THE FIRST TIME Arooj Aftab, Shahzad Ismaily and Vijay Iyer performed together was in June 2018 at New York venue The Kitchen.
“I remember when we came off stage,” says Iyer. “Shahzad put his arms around the two of us and we all just sort of huddled for a while, initially just in silence. Then he said, ‘I'm not sure what just happened, but I'd like to do more of that.'”
His wish was granted. Following more live performances comes Love In Exile,a record which features Aftab on vocals, Ismaily – who has worked with everyone from Yoko Ono to Bonnie ‘Prince' Billy – on bass and Moog, and Harvard professor Iyer on piano and electronics.
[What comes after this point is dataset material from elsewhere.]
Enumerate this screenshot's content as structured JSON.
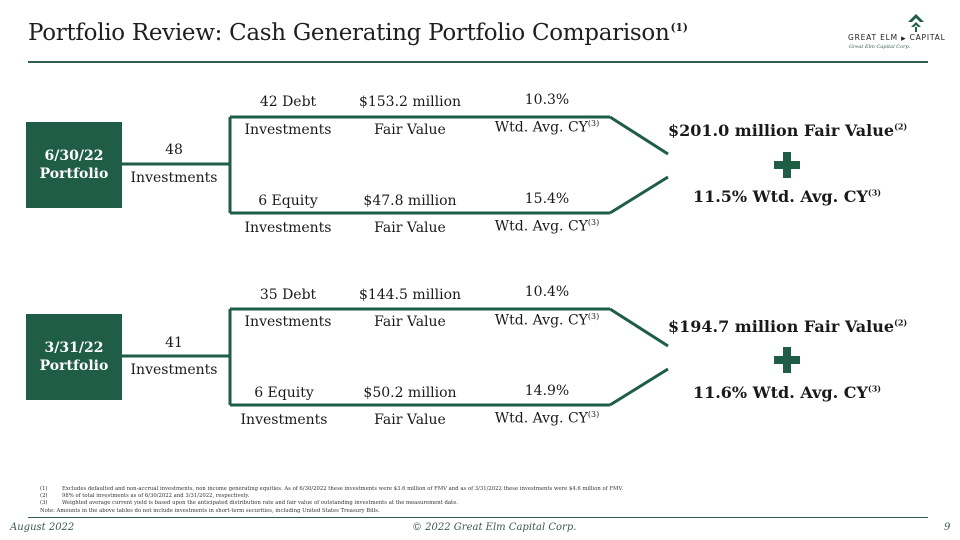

“We booked a studio in Manhattan with an engineer that Arooj had worked with for
Vulture Prince, split the cost three ways in a kind of DIY punk egalitarian style and went in that day,” recalls Ismaily. “It was like a classic old jazz style record, where it [took] like maybe four or five hours.”
The title, says Ismaily, “is a very beautiful phrase that speaks not only to the movement of people in and out of their countries of birth but also the exile we can feel within ourselves. That's how I end up experiencing it, because around the time of recording, I was going through a very painful separation.”
For Aftab, it was about her “self-exile” from Pakistan “to find the right environment for my work to thrive” while Iyer speaks of the experience of diaspora. “You know that literally means ‘being scattered', right? But the other thing about it is finding each other.”